La Voix des femmes (/fr/) was a "political, social, scientific, artistic" weekly newspaper, founded in 1917 by Colette Reynaud and Louise Bodin, the first issue of which was published on October 31, 1917. The newspaper, which proclaimed itself in 1919 as "feminist, pacifist, socialist and internationalist", appeared until 1937.

==History==
In 1917, Colette Reynaud and Louise Bodin founded La Voix des femmes, a "political, social, scientific and artistic" weekly newspaper, the first issue of which was published on October 31, 1917. Created during the World War I, the newspaper opposed the Sacred Union. Bodin's editorial in the first issue of October 31, 1917, was widely censored.

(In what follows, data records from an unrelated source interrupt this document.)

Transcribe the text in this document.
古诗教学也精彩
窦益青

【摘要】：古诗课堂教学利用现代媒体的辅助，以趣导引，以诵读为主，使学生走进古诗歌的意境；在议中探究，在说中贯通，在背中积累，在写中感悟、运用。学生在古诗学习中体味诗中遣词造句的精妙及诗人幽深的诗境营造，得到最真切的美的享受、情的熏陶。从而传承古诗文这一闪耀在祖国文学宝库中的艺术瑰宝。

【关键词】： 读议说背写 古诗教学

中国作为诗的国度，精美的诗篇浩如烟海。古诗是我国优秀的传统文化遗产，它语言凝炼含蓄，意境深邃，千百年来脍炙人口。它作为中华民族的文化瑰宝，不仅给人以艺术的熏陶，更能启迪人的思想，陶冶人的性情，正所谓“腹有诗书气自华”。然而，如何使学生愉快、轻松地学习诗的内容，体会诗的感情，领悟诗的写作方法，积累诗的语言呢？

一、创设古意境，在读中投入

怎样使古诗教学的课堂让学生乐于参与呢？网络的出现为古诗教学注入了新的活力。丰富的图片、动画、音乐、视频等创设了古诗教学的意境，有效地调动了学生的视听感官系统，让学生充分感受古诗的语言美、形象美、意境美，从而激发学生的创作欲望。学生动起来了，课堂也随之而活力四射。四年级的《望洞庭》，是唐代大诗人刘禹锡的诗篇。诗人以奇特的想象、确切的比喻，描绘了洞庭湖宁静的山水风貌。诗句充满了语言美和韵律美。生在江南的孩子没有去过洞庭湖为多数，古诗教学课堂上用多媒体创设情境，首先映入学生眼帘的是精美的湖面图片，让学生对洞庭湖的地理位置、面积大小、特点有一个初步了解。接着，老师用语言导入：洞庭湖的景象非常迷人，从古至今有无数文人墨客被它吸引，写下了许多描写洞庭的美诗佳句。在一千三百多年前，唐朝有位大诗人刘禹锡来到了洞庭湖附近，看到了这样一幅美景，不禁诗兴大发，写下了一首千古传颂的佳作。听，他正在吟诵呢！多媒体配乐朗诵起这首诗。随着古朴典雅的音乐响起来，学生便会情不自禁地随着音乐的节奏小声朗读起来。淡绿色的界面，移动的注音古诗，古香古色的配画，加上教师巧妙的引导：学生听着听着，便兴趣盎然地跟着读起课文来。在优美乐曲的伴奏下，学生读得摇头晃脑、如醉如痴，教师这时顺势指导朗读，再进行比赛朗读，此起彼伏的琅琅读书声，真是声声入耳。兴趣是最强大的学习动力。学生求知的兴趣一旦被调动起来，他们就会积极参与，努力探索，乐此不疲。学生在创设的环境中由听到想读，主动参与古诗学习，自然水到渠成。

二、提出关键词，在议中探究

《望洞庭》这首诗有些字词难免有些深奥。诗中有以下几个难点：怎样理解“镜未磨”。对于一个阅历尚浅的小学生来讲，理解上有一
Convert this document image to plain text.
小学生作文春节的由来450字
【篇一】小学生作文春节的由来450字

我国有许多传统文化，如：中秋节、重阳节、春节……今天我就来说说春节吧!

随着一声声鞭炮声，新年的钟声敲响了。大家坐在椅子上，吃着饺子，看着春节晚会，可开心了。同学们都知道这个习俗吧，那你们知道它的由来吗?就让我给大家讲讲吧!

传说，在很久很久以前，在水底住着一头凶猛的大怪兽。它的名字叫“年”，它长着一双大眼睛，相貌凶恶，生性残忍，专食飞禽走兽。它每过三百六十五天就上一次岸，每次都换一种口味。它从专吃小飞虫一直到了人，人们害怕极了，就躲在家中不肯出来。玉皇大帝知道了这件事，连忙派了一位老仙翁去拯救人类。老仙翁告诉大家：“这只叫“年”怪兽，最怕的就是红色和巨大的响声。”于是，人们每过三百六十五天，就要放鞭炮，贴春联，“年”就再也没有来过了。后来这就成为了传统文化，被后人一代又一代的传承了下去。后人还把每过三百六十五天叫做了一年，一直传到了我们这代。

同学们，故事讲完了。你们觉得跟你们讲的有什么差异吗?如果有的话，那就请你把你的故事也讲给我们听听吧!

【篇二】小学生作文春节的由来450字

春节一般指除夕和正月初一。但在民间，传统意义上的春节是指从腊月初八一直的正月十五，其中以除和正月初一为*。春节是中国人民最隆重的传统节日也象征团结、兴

Alice Jouenne contributed to the redesign of La Voix des femmes, the first issue of which came out on October 18, 1919. On this date, its publication schedule changed from weekly to bi-weekly. It also proclaimed itself "feminist, pacifist, socialist and internationalist". It contained articles by Marthe Bigot, Bodin, Annette Charreau, Fanny Clar, Alice Jouenne, Leyciat, Magdeleine Marx, Marianne Rauze, Henriette Sauret, and Monette Thomas.

La Voix des femmes brought together feminists, pacifists, supporters of the extreme left as well as neo-Malthusians. It declared that "All socialist women should buy and read this issue and then subscribe". Henri Barbusse, Romain Rolland, Marcel Cachin, Madeleine Pelletier, Victor Méric, Nelly Roussel, Séverine, Marthe Bigot, Hélène Brion, Marcelle Capy, and Georges Pioch in particular regularly published articles there. Socialist women found support there, and Louise Bodin launched appeals in favor of the Socialist International Women.

Daily in 1922, it became weekly again at the end of the year.
From January 21, 1926, Reynaud and Camille Drevet served as editors of the newspaper.
La Voix des femmes ceased publication in 1937.